I thought of my own son, driving the U-Haul ahead of me. I wondered what we might be able to create together. I’m not sure. One thing I do know, though, this journey today and the opportunity to be part of his life as he enters adulthood: pure gift.
I’m thankful for the unique opportunity to process Factfulness as I drove and witnessed a micro slice of the world around me. I hope I will always have the humility and curiosity needed to adapt and update my worldview. I also hope for the privilege of holding family close and embarking on adventures together that enrich our lives and contribute to the lives of people around us.
The road ahead is open and the world around complex. Thanks be to God for continual guidance as we endeavor to remain humble, curious, and ready to be amazed.
 Hans Rosling, Ola Rosling, Anna Rosling Rönnlund, Factfulness: Ten Reasons We’re Wrong About the World – and Why Things Are Better than You Think (New York, NY: Flatiron Books, 2018), x.
 Ibid., 3.
 Ibid., 15.
 Ibid., 16.
 Ibid., vii.
 Daniel Kahneman, Thinking, Fast and Slow (New York, NY: Farrar, Straus and Giroux, 2011).
 Rosling, Rosling, Rosling Rönnlund, 17.
 Ibid., 16-17.
 Ibid., 249.
 Ibid., 259.
 Isaiah 58:11.
5 responses to “Humble, Curious, and Ready to Be Amazed”
Leave a Reply
You must be logged in to post a comment.
It is always a blessing to be able to share with others especially your love ones. Are there any biases you have toward your son moving to Cali.

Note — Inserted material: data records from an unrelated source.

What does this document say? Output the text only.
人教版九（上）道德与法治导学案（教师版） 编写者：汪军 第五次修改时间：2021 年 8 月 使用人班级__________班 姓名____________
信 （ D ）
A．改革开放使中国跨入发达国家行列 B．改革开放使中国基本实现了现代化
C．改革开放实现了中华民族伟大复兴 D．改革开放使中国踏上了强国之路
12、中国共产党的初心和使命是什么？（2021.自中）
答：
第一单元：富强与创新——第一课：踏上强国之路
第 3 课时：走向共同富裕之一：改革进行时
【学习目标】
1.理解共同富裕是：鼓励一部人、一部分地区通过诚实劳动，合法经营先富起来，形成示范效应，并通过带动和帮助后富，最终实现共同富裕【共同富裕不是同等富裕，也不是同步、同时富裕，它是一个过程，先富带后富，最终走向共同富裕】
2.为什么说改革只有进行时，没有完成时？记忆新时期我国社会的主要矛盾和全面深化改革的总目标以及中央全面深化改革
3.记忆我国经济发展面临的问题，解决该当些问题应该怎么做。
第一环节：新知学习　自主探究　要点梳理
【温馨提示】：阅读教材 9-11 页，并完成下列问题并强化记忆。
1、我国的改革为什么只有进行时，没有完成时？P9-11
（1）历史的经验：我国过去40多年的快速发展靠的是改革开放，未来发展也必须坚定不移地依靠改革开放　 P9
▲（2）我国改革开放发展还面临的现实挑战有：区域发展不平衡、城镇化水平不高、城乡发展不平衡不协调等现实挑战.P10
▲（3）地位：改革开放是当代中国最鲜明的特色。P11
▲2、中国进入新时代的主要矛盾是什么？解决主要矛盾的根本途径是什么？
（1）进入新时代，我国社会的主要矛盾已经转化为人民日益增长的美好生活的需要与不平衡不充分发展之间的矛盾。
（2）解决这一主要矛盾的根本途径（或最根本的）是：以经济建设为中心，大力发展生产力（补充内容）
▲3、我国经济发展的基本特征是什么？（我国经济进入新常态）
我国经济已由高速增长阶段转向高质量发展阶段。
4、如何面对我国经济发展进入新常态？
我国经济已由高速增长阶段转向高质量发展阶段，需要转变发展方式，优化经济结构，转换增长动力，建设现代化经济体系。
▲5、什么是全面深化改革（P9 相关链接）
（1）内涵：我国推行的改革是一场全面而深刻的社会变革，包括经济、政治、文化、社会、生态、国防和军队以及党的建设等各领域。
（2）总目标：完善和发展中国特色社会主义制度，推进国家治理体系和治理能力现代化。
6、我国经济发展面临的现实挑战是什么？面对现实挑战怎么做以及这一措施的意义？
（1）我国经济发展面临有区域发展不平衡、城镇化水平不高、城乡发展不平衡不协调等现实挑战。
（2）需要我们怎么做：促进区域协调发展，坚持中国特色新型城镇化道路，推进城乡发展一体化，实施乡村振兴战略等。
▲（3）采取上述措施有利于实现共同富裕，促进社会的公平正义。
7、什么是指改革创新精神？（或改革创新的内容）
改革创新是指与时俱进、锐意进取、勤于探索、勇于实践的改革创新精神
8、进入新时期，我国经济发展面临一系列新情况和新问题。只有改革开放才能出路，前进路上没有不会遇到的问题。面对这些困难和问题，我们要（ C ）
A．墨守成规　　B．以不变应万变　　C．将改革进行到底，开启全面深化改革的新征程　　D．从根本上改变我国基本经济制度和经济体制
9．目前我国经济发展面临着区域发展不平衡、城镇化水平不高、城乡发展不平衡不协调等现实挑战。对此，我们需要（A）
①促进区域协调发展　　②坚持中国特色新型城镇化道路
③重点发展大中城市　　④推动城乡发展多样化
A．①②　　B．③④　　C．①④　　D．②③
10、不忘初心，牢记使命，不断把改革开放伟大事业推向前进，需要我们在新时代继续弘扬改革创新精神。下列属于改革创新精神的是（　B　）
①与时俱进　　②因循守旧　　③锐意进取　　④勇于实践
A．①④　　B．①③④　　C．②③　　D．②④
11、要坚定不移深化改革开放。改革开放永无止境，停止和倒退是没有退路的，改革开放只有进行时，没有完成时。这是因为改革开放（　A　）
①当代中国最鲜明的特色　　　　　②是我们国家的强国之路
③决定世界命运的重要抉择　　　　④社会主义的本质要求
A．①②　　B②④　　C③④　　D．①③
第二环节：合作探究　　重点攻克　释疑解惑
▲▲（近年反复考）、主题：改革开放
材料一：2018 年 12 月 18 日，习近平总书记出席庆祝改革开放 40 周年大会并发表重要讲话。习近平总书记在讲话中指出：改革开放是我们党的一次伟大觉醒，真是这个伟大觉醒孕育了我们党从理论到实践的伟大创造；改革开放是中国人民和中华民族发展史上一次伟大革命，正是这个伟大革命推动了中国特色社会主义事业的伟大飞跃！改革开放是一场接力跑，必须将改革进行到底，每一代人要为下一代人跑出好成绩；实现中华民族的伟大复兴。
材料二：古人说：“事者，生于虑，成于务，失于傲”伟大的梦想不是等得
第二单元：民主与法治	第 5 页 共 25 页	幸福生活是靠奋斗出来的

“The road ahead is open and the world around complex.” I often think of this but not in these words. I love the way you put it. I often think the road is open and the world is full of mystery to explore. Thanks for sharing!
Jenny, I love this post. Staying humble is so key to changing your perspective. The curiosity to want to learn and engage is so important too. I keep remembering on our advance the idea of being a humble learning, to engage our context from that perspective changes how we view things and how we interpret the facts. Im glad you had a great journey!
Great post Jenny. And what a fascinating time for reflection. Road trips are good like that. The long, open road with new scenery provides invaluable time to think.
In what way has your worldview changed over the past ten years?
this is so good to know:
“What you learn about the world at school will become outdated within 10 or 20 years of graduating.”
This makes me think that I am glad I am furthering my education!
Wouldn’t it be fascinating to take inventory of what we were taught in the past which is outdated information?
I am looking forward to heaven where what I know will remain current!
Thank you for sharing some precious road trip reflections!